I am trying to write a custom .NET activity, which will be run from Azure Data Factory. It will do two tasks, one after the other:
- it will download grib2 files from an FTP server daily (grib2 is a custom compression for meteorological data)
- it will decompress each file as it is downloaded.
So far I have setup an Azure Batch with a pool with two nodes - Windows Server machines, which are used to run the FTP downloads. The nodes are downloading the grib2 files to a blob storage container.
The code for the custom app so far looks like this:
using System;
using System.Collections.Generic;
using System.Linq;
using Microsoft.Azure;
using Microsoft.Azure.Management.DataFactories.Models;
using Microsoft.Azure.Management.DataFactories.Runtime;
namespace ClassLibrary1
{
public class Class1 : IDotNetActivity
{
public IDictionary string, string Execute(
IEnumerable linkedServices,
IEnumerable datasets,
Activity activity,
IActivityLogger logger)
{
logger.Write("Start");
//Get extended properties
DotNetActivity dotNetActivityPipeline = (DotNetActivity)activity.TypeProperties;
string sliceStartString = dotNetActivityPipeline.ExtendedProperties["SliceStart"];
//Get linked service details
Dataset inputDataset = datasets.Single(dataset = dataset.Name == activity.Inputs.Single().Name);
Dataset outputDataset = datasets.Single(dataset = dataset.Name == activity.Outputs.Single().Name);
/*
DO FTP download here
*/
logger.Write("End");
return new Dictionary string, string();
}
}
}
So far my code works and I have the files downloaded to my blob storage account. Now that I have the files downloaded, I would like to have the nodes of the Batch pool decompress the files and put the decompressed files in my blob storage for further processing. For this, wgrib2.exe is used, which comes with some dll files. I have already zipped and uploaded the executable and all dll files it needs to the Application Packages to my pool. If I am correct, when each node joins the pool, this executable will be extracted and available for calls.

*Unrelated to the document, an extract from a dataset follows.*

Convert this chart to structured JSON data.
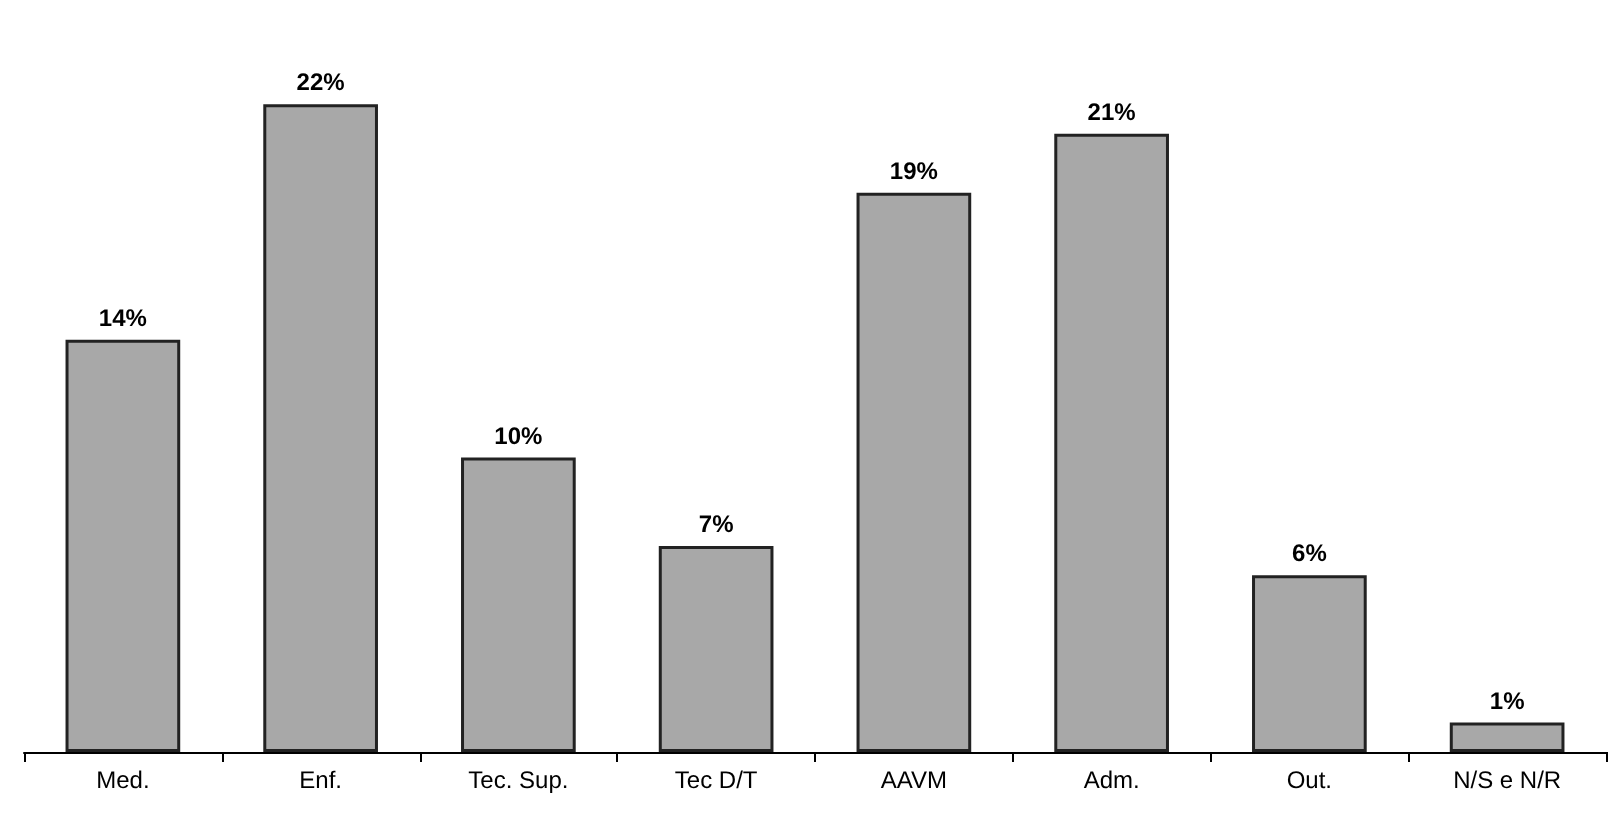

My question is: how do I go about to write the custom .NET activity so the files are downloaded by the nodes of my pool and after each file is downloaded, a decompression command is run on each file to convert it to csv file? The command line for this would look like:
wgrib2.exe downloadedfileName.grb2 -csv downloadedfileName.csv
How do I get a handle of the name of each downloaded file, how do I precess it on the node and save it back to the blob storage?
Also, how can I control how many files are downloaded at the same time and how many are decompressed at the same time?